Sunday another lifeboat was launched. The surfmen retrieved the last dead bodies, cutting them, still frozen, from the rigging. The bodies of the dead were transported to the mainland for proper burial.Several days later Captain Squires’ body washed ashore some 30 miles to the east, opposite his birth place in Good Ground (Hampton Bays). He was buried in the local family plot.
Lars Givby’s body was found near Forge River, Moriches, clutching a length of line in a death grip. He was buried, with the line still in hand, alongside Fitz Ward and August Olsen – three bodies, two coffins, one large grave in a donated plot in Patchogue.
The body of Charles Morrison was never found.
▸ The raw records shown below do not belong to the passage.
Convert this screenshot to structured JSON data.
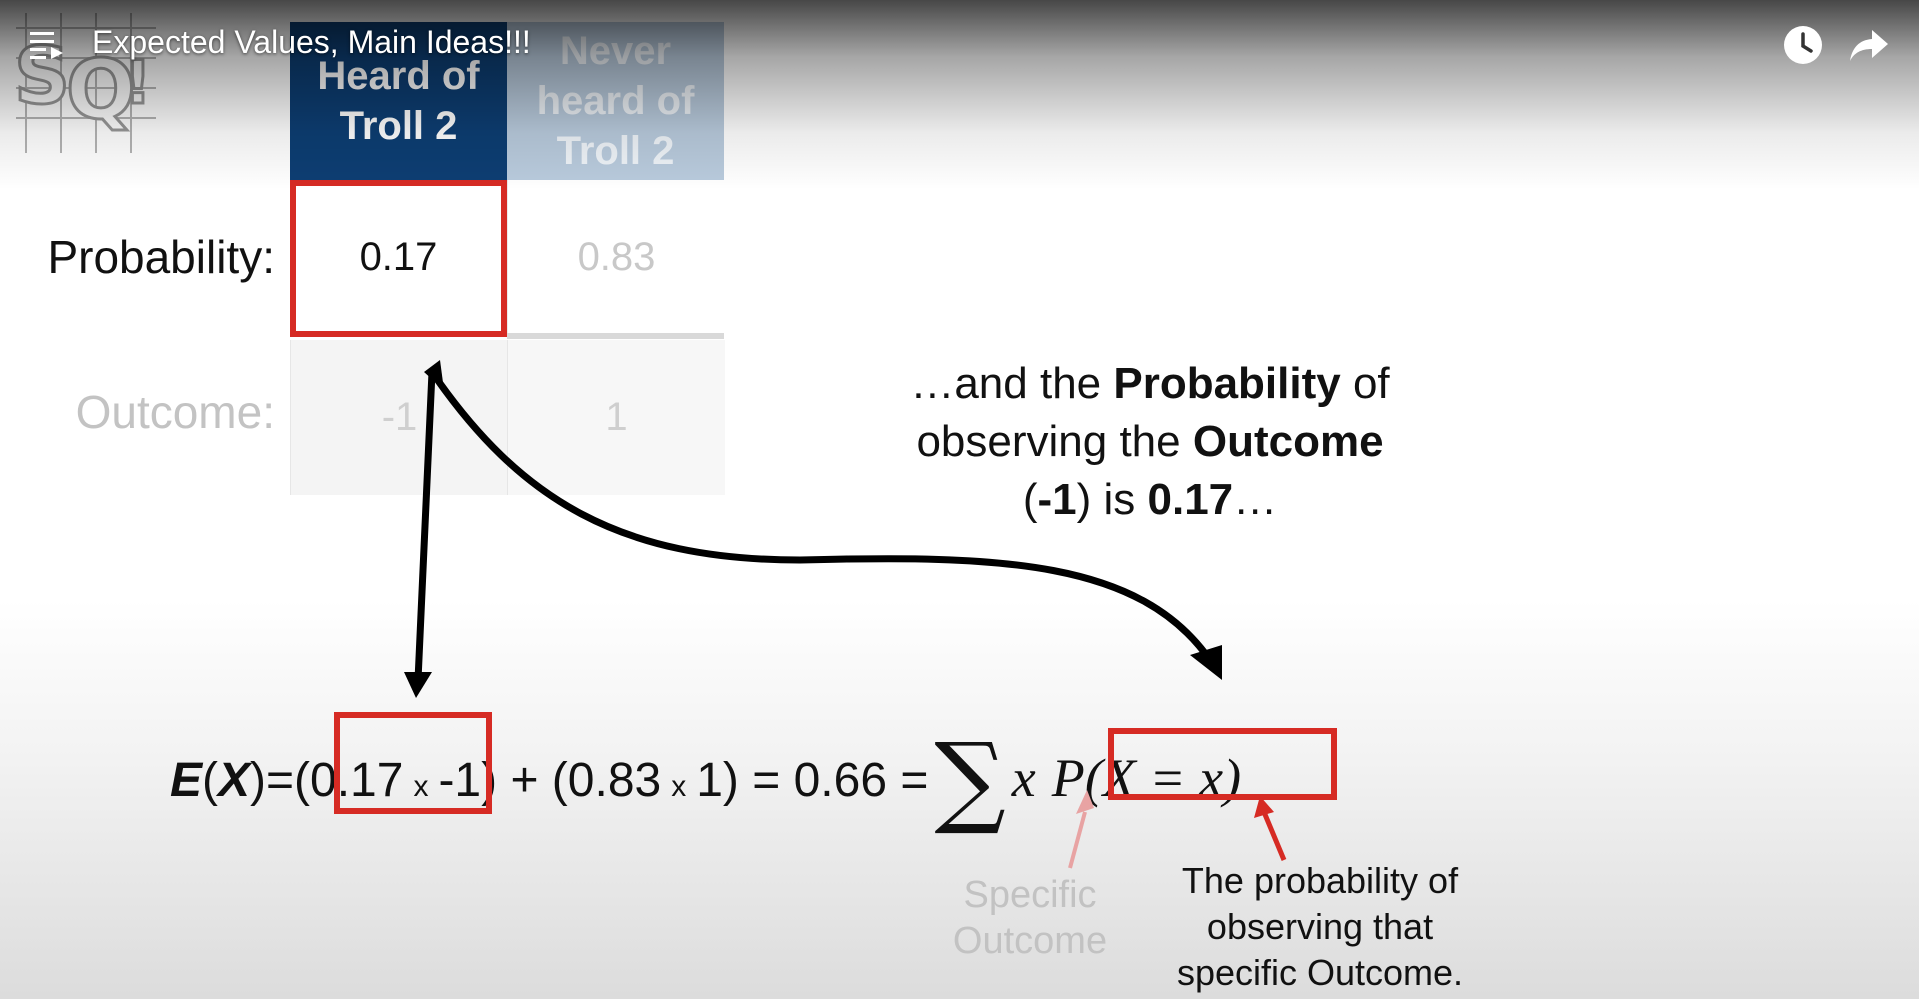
{
  "player": {
    "title": "Expected Values, Main Ideas!!!",
    "icons": [
      "playlist-icon",
      "watch-later-icon",
      "share-icon",
      "statquest-logo"
    ]
  },
  "table": {
    "headers": [
      "Heard of Troll 2",
      "Never heard of Troll 2"
    ],
    "header_lines": [
      [
        "Heard of",
        "Troll 2"
      ],
      [
        "Never",
        "heard of",
        "Troll 2"
      ]
    ],
    "probability_label": "Probability:",
    "outcome_label": "Outcome:",
    "probabilities": [
      "0.17",
      "0.83"
    ],
    "outcomes": [
      "-1",
      "1"
    ]
  },
  "callout": {
    "prefix": "…and the ",
    "bold1": "Probability",
    "mid1": " of observing the ",
    "bold2": "Outcome",
    "open": "(",
    "bold3": "-1",
    "mid2": ") is ",
    "bold4": "0.17",
    "suffix": "…"
  },
  "equation": {
    "E": "E",
    "X": "X",
    "lparen": "(",
    "rparen": ")",
    "eq1": " = ",
    "term1_open": "(0.17",
    "times": "x",
    "term1_close": "-1) + (0.83",
    "term2_close": "1) = 0.66 = ",
    "sum": "∑",
    "x": "x",
    "pxx": "P(X = x)"
  },
  "annotations": {
    "specific_outcome": [
      "Specific",
      "Outcome"
    ],
    "probability_note": [
      "The probability of",
      "observing that",
      "specific Outcome."
    ]
  },
  "colors": {
    "highlight": "#d62b24",
    "header_dark": "#0d3e73",
    "header_light": "#b9cbdd"
  }
}
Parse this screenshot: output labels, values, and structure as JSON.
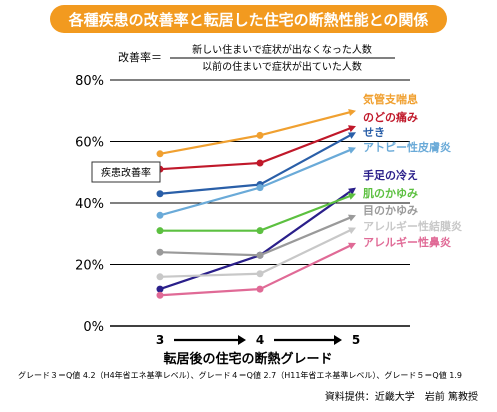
{
  "title": "各種疾患の改善率と転居した住宅の断熱性能との関係",
  "formula": {
    "lhs": "改善率＝",
    "numerator": "新しい住まいで症状が出なくなった人数",
    "denominator": "以前の住まいで症状が出ていた人数"
  },
  "chart_data": {
    "type": "line",
    "x": [
      3,
      4,
      5
    ],
    "xlabel": "転居後の住宅の断熱グレード",
    "ylabel": "",
    "ylim": [
      0,
      80
    ],
    "yticks": [
      0,
      20,
      40,
      60,
      80
    ],
    "ytick_labels": [
      "0%",
      "20%",
      "40%",
      "60%",
      "80%"
    ],
    "grid": true,
    "annotation": "疾患改善率",
    "series": [
      {
        "name": "気管支喘息",
        "color": "#f0a030",
        "values": [
          56,
          62,
          70
        ]
      },
      {
        "name": "のどの痛み",
        "color": "#c0182a",
        "values": [
          51,
          53,
          65
        ]
      },
      {
        "name": "せき",
        "color": "#2a5fa8",
        "values": [
          43,
          46,
          63
        ]
      },
      {
        "name": "アトピー性皮膚炎",
        "color": "#6aaad8",
        "values": [
          36,
          45,
          58
        ]
      },
      {
        "name": "手足の冷え",
        "color": "#2a1f8a",
        "values": [
          12,
          23,
          45
        ]
      },
      {
        "name": "肌のかゆみ",
        "color": "#5cc040",
        "values": [
          31,
          31,
          43
        ]
      },
      {
        "name": "目のかゆみ",
        "color": "#9a9a9a",
        "values": [
          24,
          23,
          36
        ]
      },
      {
        "name": "アレルギー性結膜炎",
        "color": "#c8c8c8",
        "values": [
          16,
          17,
          32
        ]
      },
      {
        "name": "アレルギー性鼻炎",
        "color": "#e06a96",
        "values": [
          10,
          12,
          27
        ]
      }
    ]
  },
  "footnote": "グレード３＝Q値 4.2（H4年省エネ基準レベル）、グレード４＝Q値 2.7（H11年省エネ基準レベル）、グレード５＝Q値 1.9",
  "source": "資料提供：近畿大学　岩前 篤教授"
}
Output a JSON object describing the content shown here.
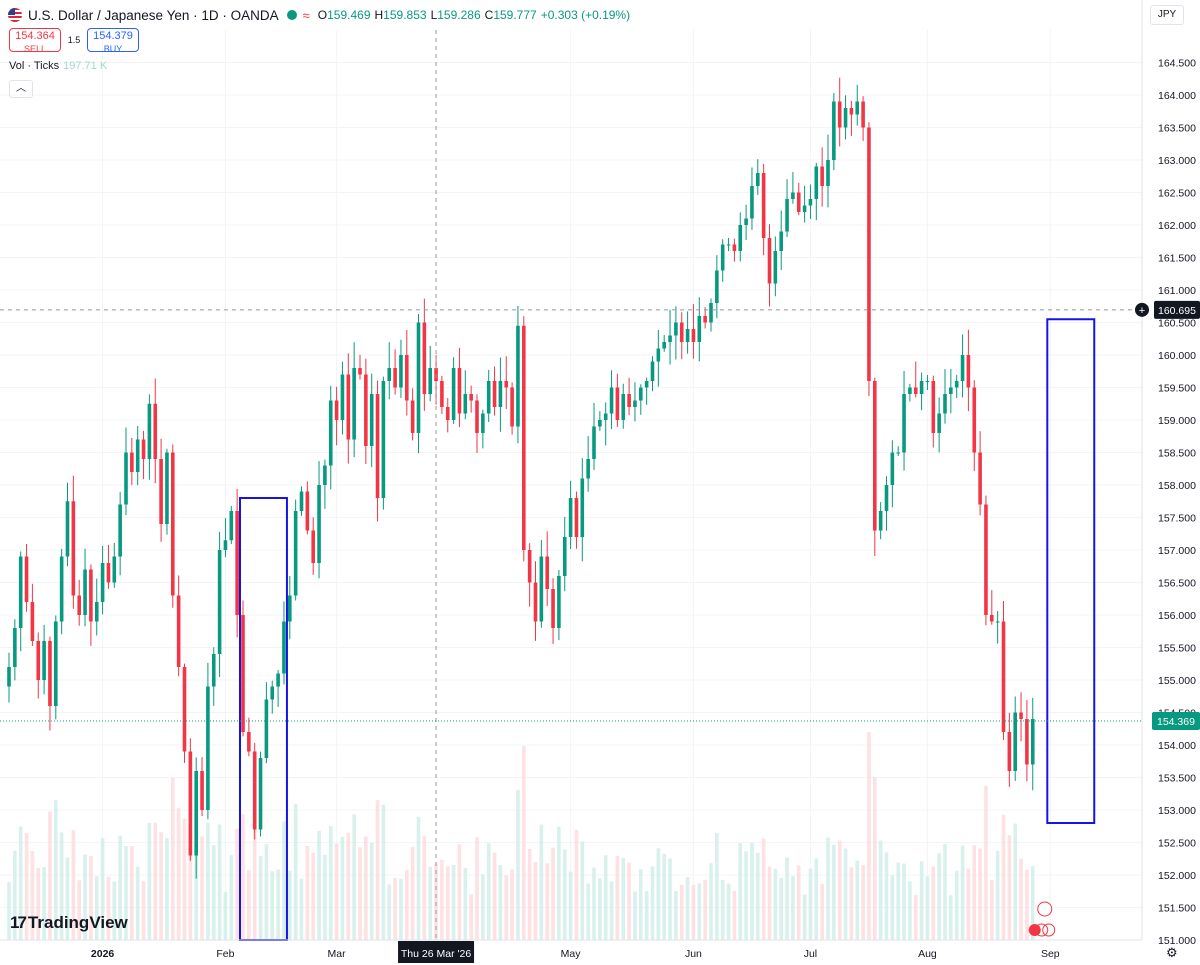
{
  "header": {
    "title": "U.S. Dollar / Japanese Yen · 1D · OANDA",
    "open_label": "O",
    "open": "159.469",
    "high_label": "H",
    "high": "159.853",
    "low_label": "L",
    "low": "159.286",
    "close_label": "C",
    "close": "159.777",
    "change": "+0.303 (+0.19%)"
  },
  "trade": {
    "sell_price": "154.364",
    "sell_label": "SELL",
    "spread": "1.5",
    "buy_price": "154.379",
    "buy_label": "BUY"
  },
  "volume": {
    "label": "Vol · Ticks",
    "value": "197.71 K"
  },
  "currency": "JPY",
  "logo": {
    "mark": "17",
    "text": "TradingView"
  },
  "icons": {
    "flag": "us-flag-icon",
    "live": "live-dot-icon",
    "collapse": "chevron-up-icon",
    "settings": "gear-icon",
    "plus": "plus-icon"
  },
  "colors": {
    "up": "#089981",
    "down": "#f23645",
    "box": "#1414e6",
    "price_label_bg": "#089981",
    "crosshair_label_bg": "#131722"
  },
  "chart_data": {
    "type": "candlestick",
    "ylim": [
      151.0,
      165.0
    ],
    "yticks": [
      "151.000",
      "151.500",
      "152.000",
      "152.500",
      "153.000",
      "153.500",
      "154.000",
      "154.500",
      "155.000",
      "155.500",
      "156.000",
      "156.500",
      "157.000",
      "157.500",
      "158.000",
      "158.500",
      "159.000",
      "159.500",
      "160.000",
      "160.500",
      "161.000",
      "161.500",
      "162.000",
      "162.500",
      "163.000",
      "163.500",
      "164.000",
      "164.500"
    ],
    "xticks": [
      "2026",
      "Feb",
      "Mar",
      "May",
      "Jun",
      "Jul",
      "Aug",
      "Sep"
    ],
    "crosshair": {
      "date_label": "Thu 26 Mar '26",
      "price_label": "160.695",
      "price": 160.695
    },
    "last_price": {
      "label": "154.369",
      "value": 154.369
    },
    "highlight_boxes": [
      {
        "from": 151,
        "to": 157.8
      },
      {
        "from": 152.8,
        "to": 160.55
      }
    ],
    "closes": [
      155.2,
      155.8,
      156.9,
      156.2,
      155.6,
      155.0,
      155.6,
      154.6,
      155.9,
      156.9,
      157.75,
      156.3,
      156.0,
      156.7,
      155.9,
      156.2,
      156.8,
      156.5,
      156.9,
      157.7,
      158.5,
      158.2,
      158.7,
      158.4,
      159.25,
      158.4,
      157.4,
      158.5,
      156.3,
      155.2,
      153.9,
      152.3,
      153.6,
      153.0,
      154.9,
      155.4,
      157.0,
      157.15,
      157.6,
      156.0,
      154.2,
      153.9,
      152.7,
      153.8,
      154.7,
      154.9,
      155.1,
      155.9,
      156.3,
      157.6,
      157.9,
      157.3,
      156.8,
      158.0,
      158.3,
      159.3,
      159.0,
      159.7,
      158.7,
      159.8,
      159.7,
      158.6,
      159.4,
      157.8,
      159.6,
      159.8,
      159.5,
      160.0,
      159.3,
      158.8,
      160.5,
      159.4,
      159.8,
      159.6,
      159.2,
      159.0,
      159.8,
      159.1,
      159.4,
      159.3,
      158.8,
      159.1,
      159.6,
      159.2,
      159.6,
      159.5,
      158.9,
      160.45,
      157.0,
      156.5,
      155.9,
      156.9,
      156.4,
      155.8,
      156.6,
      157.2,
      157.8,
      157.2,
      158.1,
      158.4,
      158.9,
      159.0,
      159.1,
      159.5,
      159.0,
      159.4,
      159.2,
      159.3,
      159.5,
      159.6,
      159.9,
      160.1,
      160.2,
      160.3,
      160.5,
      160.2,
      160.4,
      160.2,
      160.6,
      160.5,
      160.8,
      161.3,
      161.7,
      161.7,
      161.6,
      162.0,
      162.1,
      162.6,
      162.8,
      161.8,
      161.1,
      161.6,
      161.9,
      162.4,
      162.5,
      162.2,
      162.3,
      162.4,
      162.9,
      162.6,
      163.0,
      163.9,
      163.5,
      163.8,
      163.7,
      163.9,
      163.5,
      159.6,
      157.3,
      157.6,
      158.0,
      158.5,
      158.5,
      159.4,
      159.5,
      159.4,
      159.6,
      159.6,
      158.8,
      159.1,
      159.4,
      159.5,
      159.6,
      160.0,
      159.5,
      158.5,
      157.7,
      156.0,
      155.9,
      155.9,
      154.2,
      153.6,
      154.5,
      154.4,
      153.7,
      154.4
    ]
  }
}
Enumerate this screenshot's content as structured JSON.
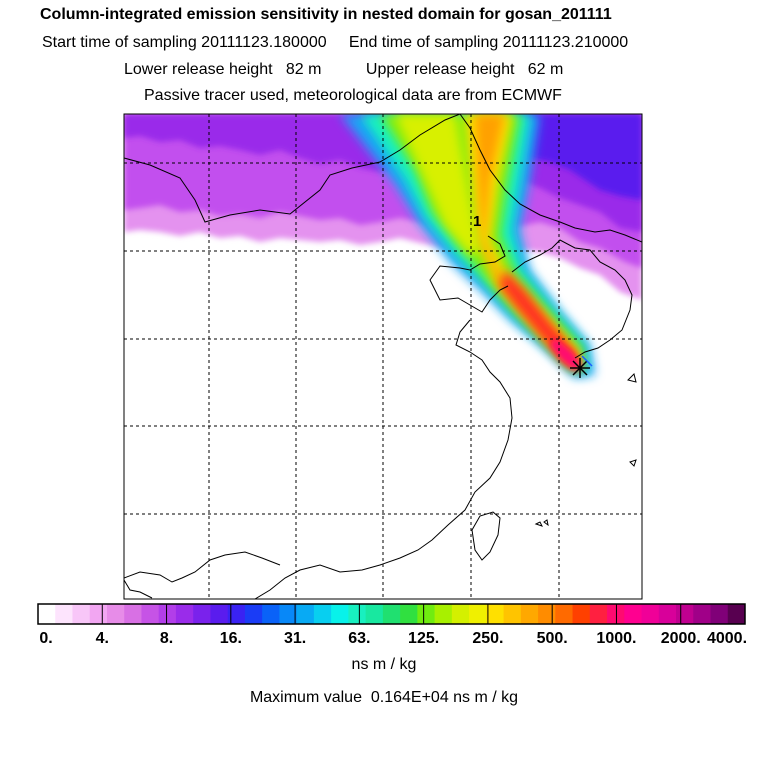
{
  "header": {
    "title": "Column-integrated emission sensitivity in nested domain for gosan_201111",
    "start_label": "Start time of sampling 20111123.180000",
    "end_label": "End time of sampling 20111123.210000",
    "lower_release": "Lower release height   82 m",
    "upper_release": "Upper release height   62 m",
    "tracer_note": "Passive tracer used, meteorological data are from ECMWF"
  },
  "map": {
    "label_1": "1",
    "site_marker": "asterisk-marker"
  },
  "colorbar": {
    "tick_labels": [
      "0.",
      "4.",
      "8.",
      "16.",
      "31.",
      "63.",
      "125.",
      "250.",
      "500.",
      "1000.",
      "2000.",
      "4000."
    ],
    "colors": [
      "#ffffff",
      "#fde4fd",
      "#f8c6f8",
      "#f2a6f2",
      "#e78ce8",
      "#d870e4",
      "#c653e6",
      "#b23ee9",
      "#9a2cea",
      "#7a22ec",
      "#5a1cee",
      "#3a22f3",
      "#1a3cf6",
      "#0a62f8",
      "#0888f8",
      "#08aaf4",
      "#08cff0",
      "#08f2ea",
      "#18f0c0",
      "#18e8a0",
      "#20e070",
      "#30e040",
      "#70ec10",
      "#a8f000",
      "#d4f000",
      "#f0f000",
      "#ffe000",
      "#ffc400",
      "#ffa800",
      "#ff8c00",
      "#ff6a00",
      "#ff4000",
      "#ff2040",
      "#ff0a70",
      "#ff0090",
      "#f00098",
      "#d8009a",
      "#c00090",
      "#a00088",
      "#800078",
      "#580050"
    ],
    "unit": "ns m / kg",
    "max_text": "Maximum value  0.164E+04 ns m / kg"
  }
}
The keeper of the Lone Hill LSS, Sim Baker, stoic on the beach for the duration of the rescue mission suffered chronic frostbite. He contracted double pneumonia and later died.
Within a few weeks the ship itself broke up completely. The Village of Patchogue purchased one of the masts and erected it as a flagpole.
Between the dates Feb. 6 and 9, the surfmen of the USLSS aided 29 vessels that had experienced storm and/or sea related disasters. They rescued 129 crew members and, with the exception of the “Louis V. Place,” did so without the loss of a single life.
This year commemorates the 125th anniversary of the wreck of the ill-fated “Louis V. Place.”